When I watched Enola Holmes with my daughter, I really liked the protaganist breaking the fourth wall and talking directly to the audience. And I had a thought: What if someone ran an actual play D&D campaign with the same mechanism?
When I am listening to actual play podcasts, I often hear the players create an unexpected situation, sometimes I can even hear a sigh or some other reaction from the DM that indicates they didn’t expect it either. It would be really instructive in those cases to have the DM stop, turn to the audience and talk about the situation and what they are thinking about doing in reaction.

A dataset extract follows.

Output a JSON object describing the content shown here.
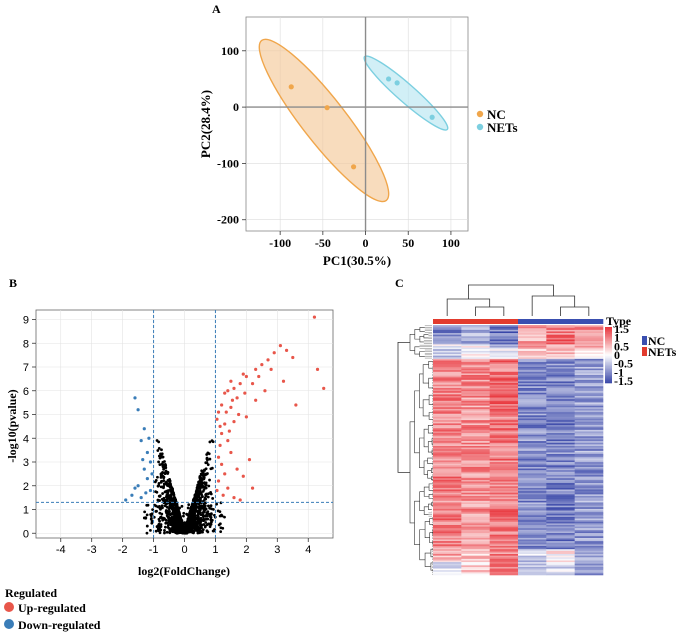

Anybody who has run a game knows what it is like to have players make unexpected choices. For example, in a recent game I had a player approach a person in a tavern, and rather than ask questions, simply punched him. OK, I didn’t expect that, and I don’t want a full bar fight, mainly due to the time it would take. The NPC had some magic at hand, so he makes a “suggestion”: “why don’t you just sit down and have a drink?”. The character makes his save, which I didn’t expect as it was a high DC. So I have another, well armed, patron step in and make it clear that a fight would not end well. Or should I have let the full bar fight happen? While a one-way soliloquy would not have helped my current situation, but it would have helped other DMs into the thoughts running through my head as a desperately tried to cope with the situation. Being a DM can be a lonely thing at times, and at least seeing others deal with the unexpected would be comforting.
I briefly thought about doing such a podcast myself, but then I think better of it given that I have no experience with audio recording, I have a really annoying sounding voice, and I don’t think my current group would be interested in being recorded. But if someone out there does this, let me know.